29.9.13

Limonomaniaque

http://mtrpl.ru/ded
Au lien ci-dessus, on peut trouver la version russe de l'article traduit ci-dessous. À Antifixe, il nous a bien fait rigoler, rappelant un vieil article du magazine hip-hop noir  Vibe, dans lequel Bonz Malone, marlou noir roi de la matraque, devenu journaliste après quelques séjours à la prison de  Riker's Island racontait son admiration pour Sinatra dans un papier intitulé: The Duke. Le rital d'Hoboken impressionnait le petit gangster black du Bronx : Ava Garner, Sam Giancana, Fat Tony Salerno (cet ex-garde du corps de Sinatra répondit au juge qui l'engueulait de s'être endormi à son procès:" La dernière fois que j'ai ouvert l'œil, Monsieur le juge, vous m'avez condamné à un siècle…") les smokings, les femmes, la pègre et les Oscars. Damn !… s'était dit Bonz Malone, la classe !…
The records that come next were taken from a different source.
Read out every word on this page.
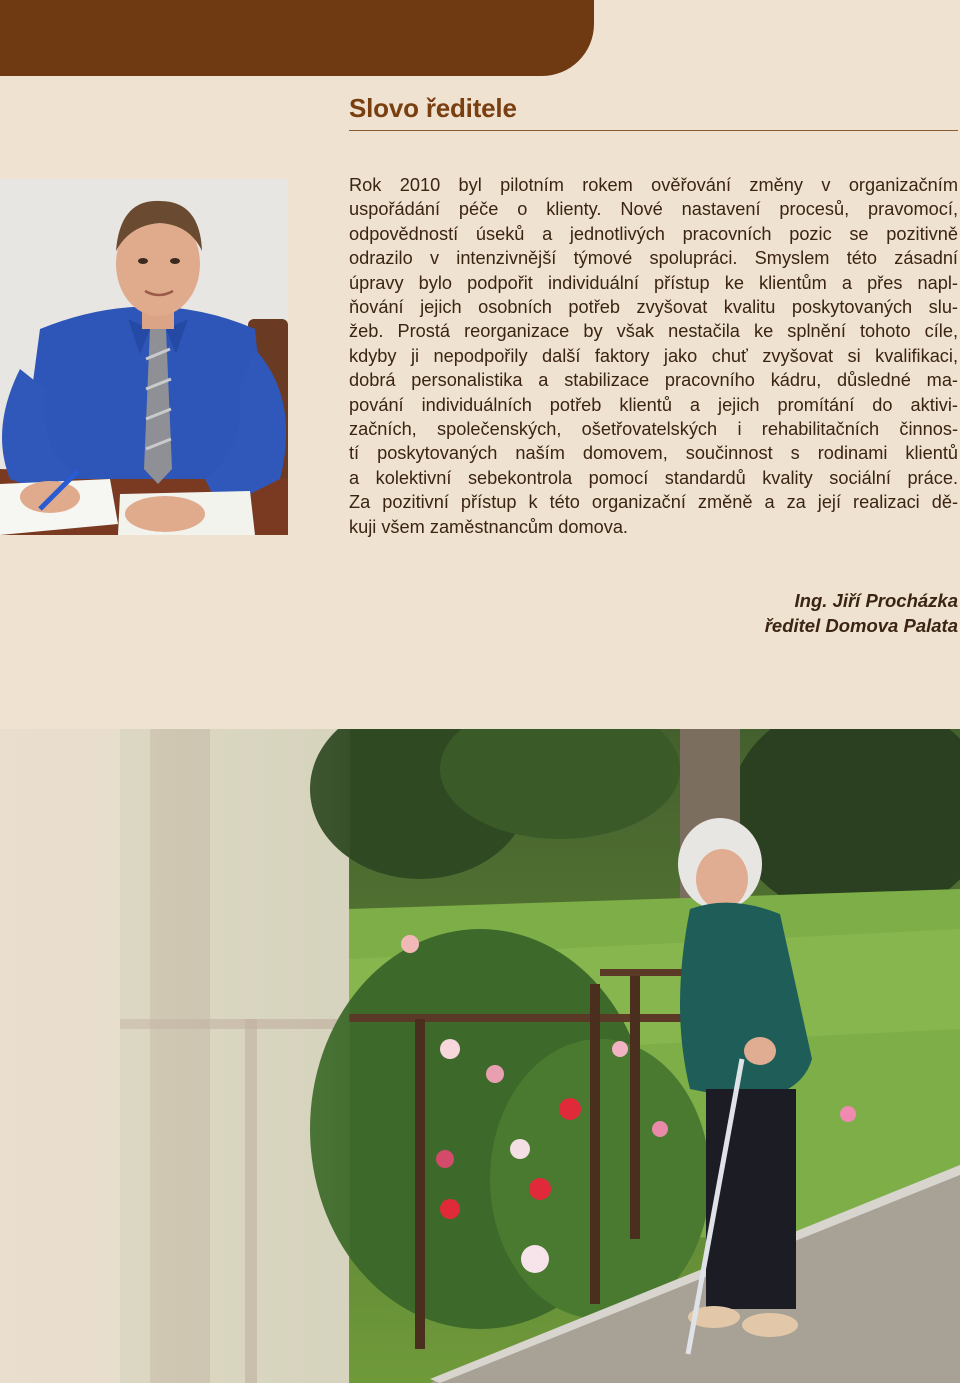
Slovo ředitele
Rok 2010 byl pilotním rokem ověřování změny v organizačním
uspořádání péče o klienty. Nové nastavení procesů, pravomocí,
odpovědností úseků a jednotlivých pracovních pozic se pozitivně
odrazilo v intenzivnější týmové spolupráci. Smyslem této zásadní
úpravy bylo podpořit individuální přístup ke klientům a přes napl-
ňování jejich osobních potřeb zvyšovat kvalitu poskytovaných slu-
žeb. Prostá reorganizace by však nestačila ke splnění tohoto cíle,
kdyby ji nepodpořily další faktory jako chuť zvyšovat si kvalifikaci,
dobrá personalistika a stabilizace pracovního kádru, důsledné ma-
pování individuálních potřeb klientů a jejich promítání do aktivi-
začních, společenských, ošetřovatelských i rehabilitačních činnos-
tí poskytovaných naším domovem, součinnost s rodinami klientů
a kolektivní sebekontrola pomocí standardů kvality sociální práce.
Za pozitivní přístup k této organizační změně a za její realizaci dě-
kuji všem zaměstnancům domova.
Ing. Jiří Procházka
ředitel Domova Palata
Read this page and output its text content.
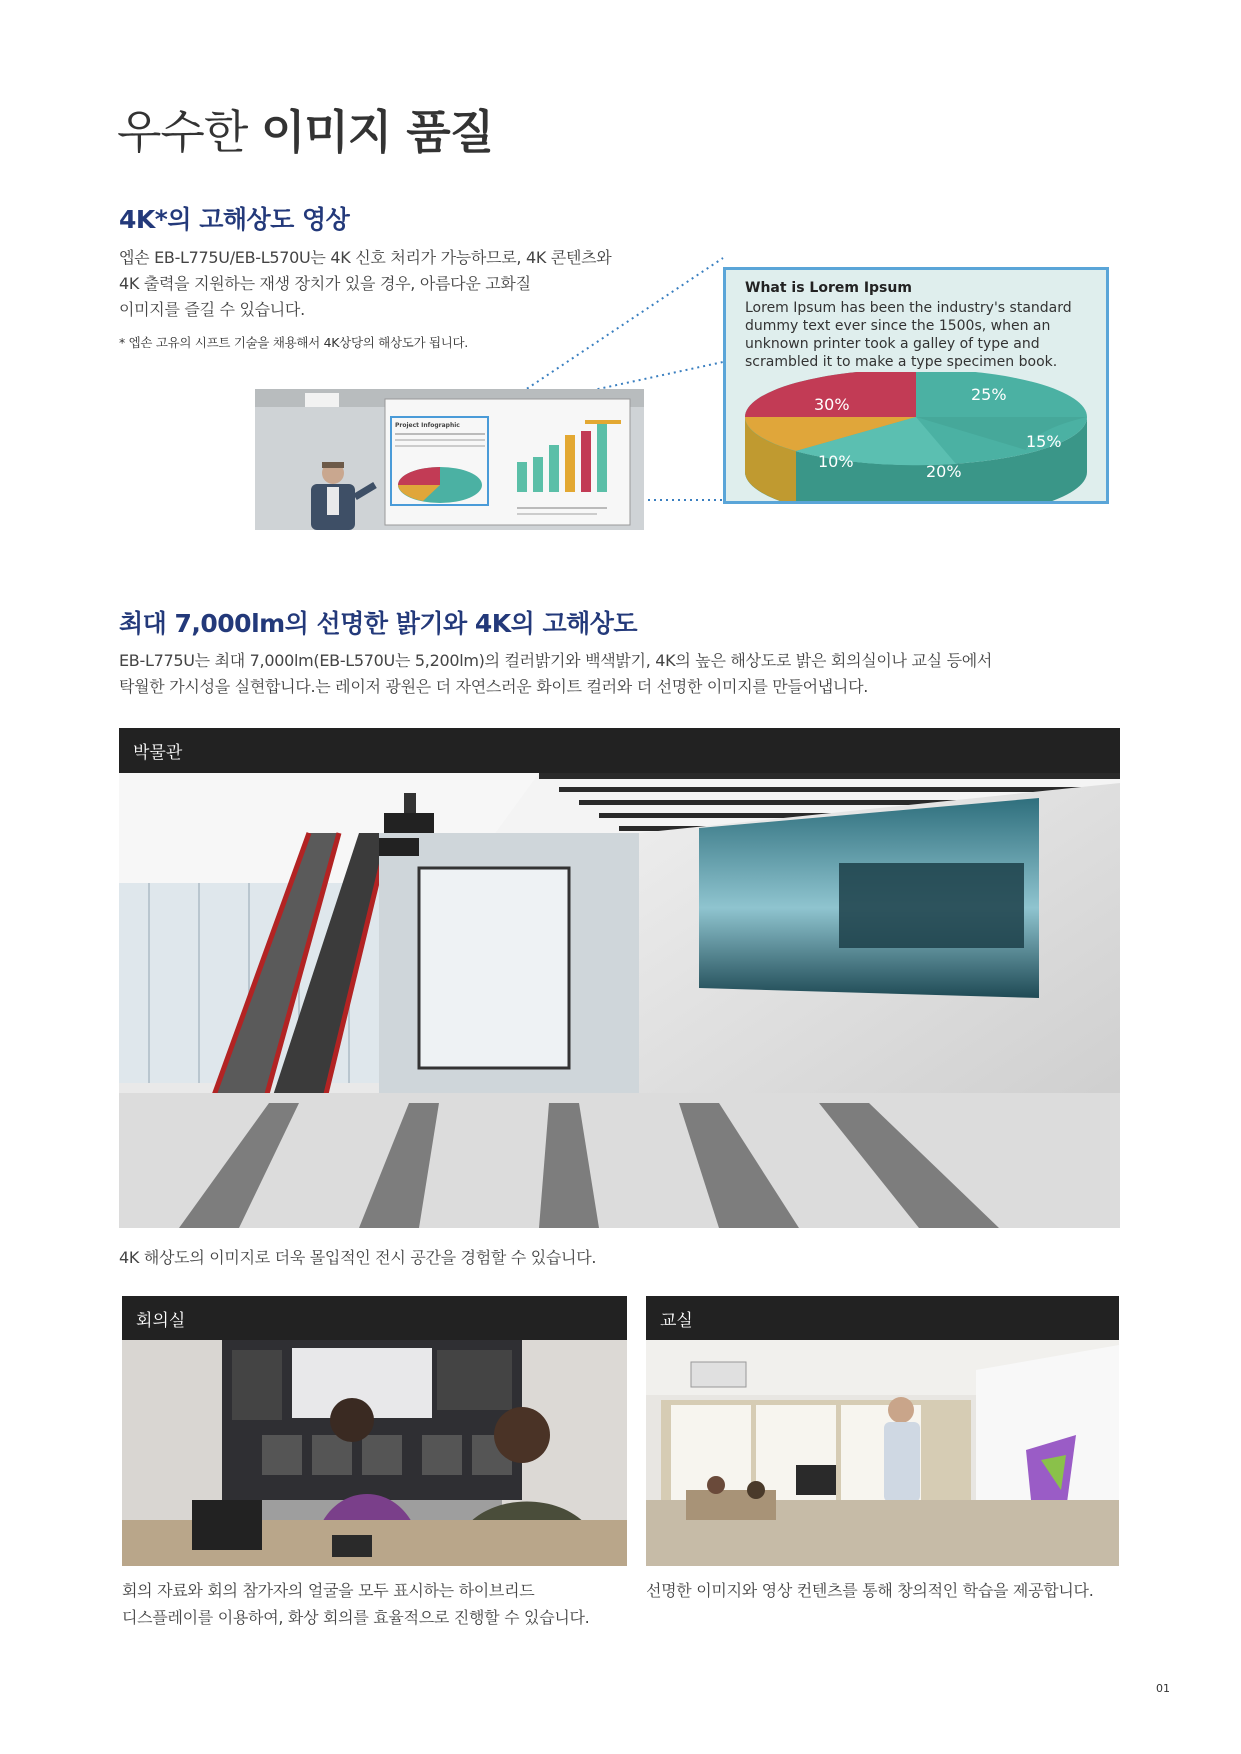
우수한 이미지 품질
4K*의 고해상도 영상
엡손 EB-L775U/EB-L570U는 4K 신호 처리가 가능하므로, 4K 콘텐츠와
4K 출력을 지원하는 재생 장치가 있을 경우, 아름다운 고화질
이미지를 즐길 수 있습니다.
* 엡손 고유의 시프트 기술을 채용해서 4K상당의 해상도가 됩니다.
Project Infographic
What is Lorem Ipsum
Lorem Ipsum has been the industry's standard dummy text ever since the 1500s, when an unknown printer took a galley of type and scrambled it to make a type specimen book.
30%
25%
15%
10%
20%
최대 7,000lm의 선명한 밝기와 4K의 고해상도
EB-L775U는 최대 7,000lm(EB-L570U는 5,200lm)의 컬러밝기와 백색밝기, 4K의 높은 해상도로 밝은 회의실이나 교실 등에서
탁월한 가시성을 실현합니다.는 레이저 광원은 더 자연스러운 화이트 컬러와 더 선명한 이미지를 만들어냅니다.
박물관
4K 해상도의 이미지로 더욱 몰입적인 전시 공간을 경험할 수 있습니다.
회의실
회의 자료와 회의 참가자의 얼굴을 모두 표시하는 하이브리드
디스플레이를 이용하여, 화상 회의를 효율적으로 진행할 수 있습니다.
교실
선명한 이미지와 영상 컨텐츠를 통해 창의적인 학습을 제공합니다.
01
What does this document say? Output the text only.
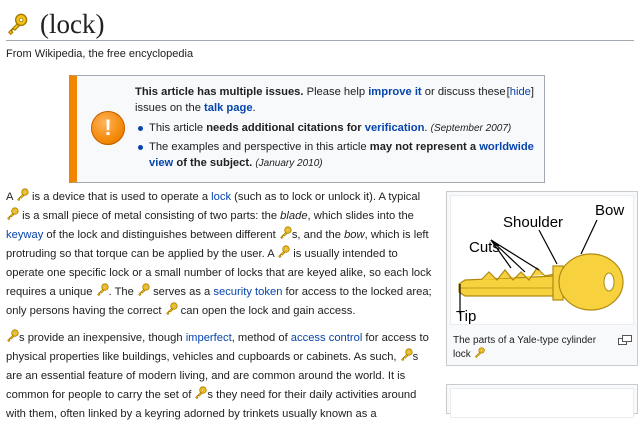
(lock)
From Wikipedia, the free encyclopedia
!
[hide]

This article has multiple issues. Please help improve it or discuss these issues on the talk page.

This article needs additional citations for verification. (September 2007)
The examples and perspective in this article may not represent a worldwide view of the subject. (January 2010)

A  is a device that is used to operate a lock (such as to lock or unlock it). A typical  is a small piece of metal consisting of two parts: the blade, which slides into the keyway of the lock and distinguishes between different s, and the bow, which is left protruding so that torque can be applied by the user. A  is usually intended to operate one specific lock or a small number of locks that are keyed alike, so each lock requires a unique . The  serves as a security token for access to the locked area; only persons having the correct  can open the lock and gain access.

s provide an inexpensive, though imperfect, method of access control for access to physical properties like buildings, vehicles and cupboards or cabinets. As such, s are an essential feature of modern living, and are common around the world. It is common for people to carry the set of s they need for their daily activities around with them, often linked by a keyring adorned by trinkets usually known as a

Bow
Shoulder
Cuts
Tip
The parts of a Yale-type cylinder lock
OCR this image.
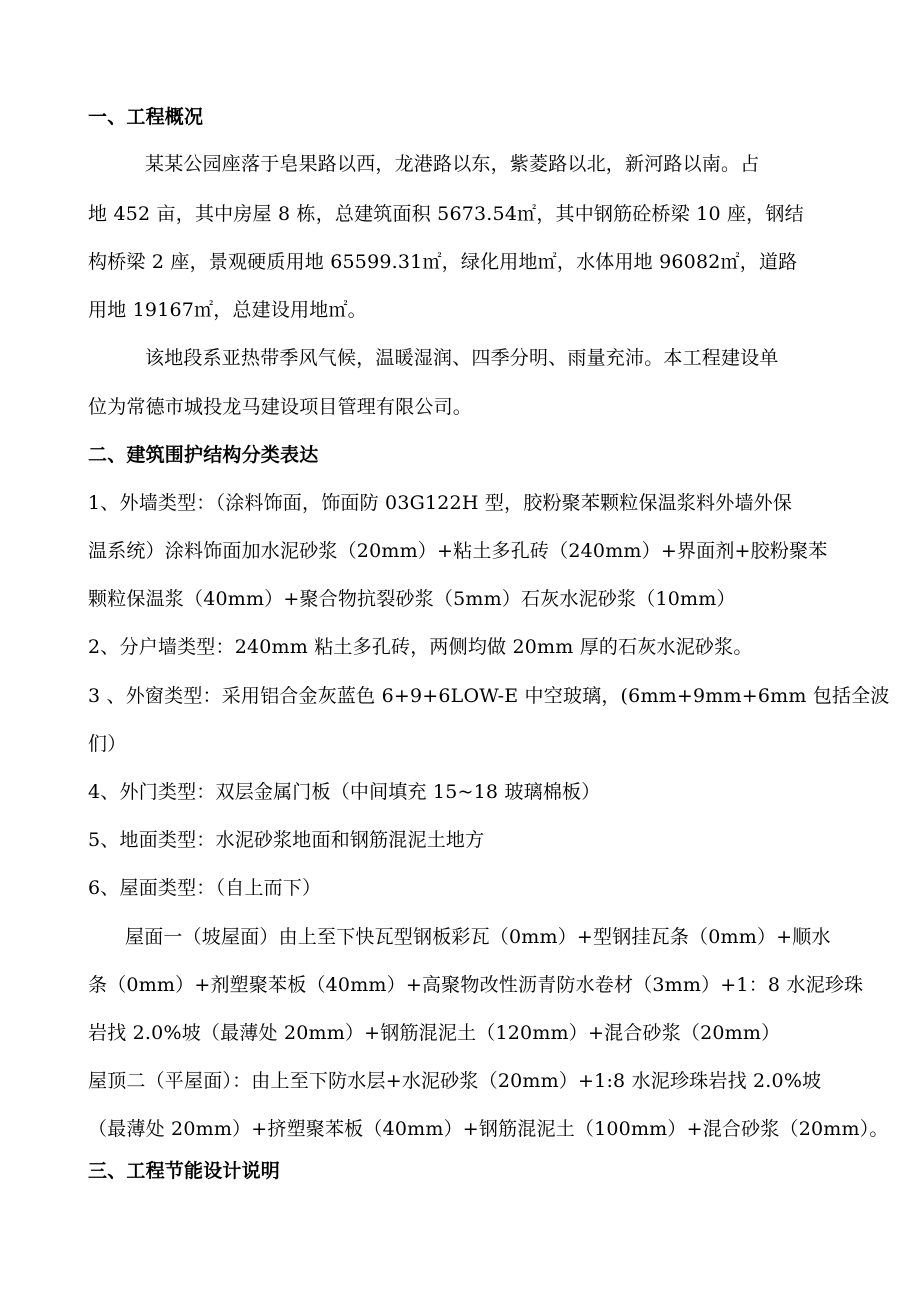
一、工程概况

某某公园座落于皂果路以西，龙港路以东，紫菱路以北，新河路以南。占

地 452 亩，其中房屋 8 栋，总建筑面积 5673.54㎡，其中钢筋砼桥梁 10 座，钢结

构桥梁 2 座，景观硬质用地 65599.31㎡，绿化用地㎡，水体用地 96082㎡，道路

用地 19167㎡，总建设用地㎡。

该地段系亚热带季风气候，温暖湿润、四季分明、雨量充沛。本工程建设单

位为常德市城投龙马建设项目管理有限公司。

二、建筑围护结构分类表达

1、外墙类型：（涂料饰面，饰面防 03G122H 型，胶粉聚苯颗粒保温浆料外墙外保

温系统）涂料饰面加水泥砂浆（20mm）+粘土多孔砖（240mm）+界面剂+胶粉聚苯

颗粒保温浆（40mm）+聚合物抗裂砂浆（5mm）石灰水泥砂浆（10mm）

2、分户墙类型：240mm 粘土多孔砖，两侧均做 20mm 厚的石灰水泥砂浆。

3 、外窗类型：采用铝合金灰蓝色 6+9+6LOW-E 中空玻璃，(6mm+9mm+6mm 包括全波

们）

4、外门类型：双层金属门板（中间填充 15~18 玻璃棉板）

5、地面类型：水泥砂浆地面和钢筋混泥土地方

6、屋面类型：（自上而下）

屋面一（坡屋面）由上至下快瓦型钢板彩瓦（0mm）+型钢挂瓦条（0mm）+顺水

条（0mm）+剂塑聚苯板（40mm）+高聚物改性沥青防水卷材（3mm）+1：8 水泥珍珠

岩找 2.0%坡（最薄处 20mm）+钢筋混泥土（120mm）+混合砂浆（20mm）

屋顶二（平屋面）：由上至下防水层+水泥砂浆（20mm）+1:8 水泥珍珠岩找 2.0%坡

（最薄处 20mm）+挤塑聚苯板（40mm）+钢筋混泥土（100mm）+混合砂浆（20mm）。

三、工程节能设计说明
On verra ici le même exercice, Limonov comme icône hip-hop, par un journaliste russe de rap. 
   Le réel tel qu'il n'est jamais perçu par ceux qui savent tout, et ne connaissent rien, les grandes consciences et les enfonceurs de portes ouvertes qui n'ont pas sauté un seul repas de leur vie.

         ÉTRANGE LIMONITE[1]
         Par Igor Antonovski (article paru dans le magazine Métropolis)
         (Traduit du russe par TM)
Je me souviens être tombé un jour sur un article au sujet d’une chanson de Kanye West intitulée « I’m a God », dont l’auteur qualifiait West de « plus grand égomaniaque de l’humanité » (sic) avec un ravissement d’écolier, raison pour laquelle on pouvait lui pardonner ses rimes sans queue ni tête, et un phrasé loin d’être parfait. Naïf. C’est Édouard Véniaminovitch Savenko, alias Limonov, le plus grand égomaniaque de l’humanité, et depuis plus de trente ans. Par rapport à notre Limonov, leur West est un grand timide d’une modestie maladive.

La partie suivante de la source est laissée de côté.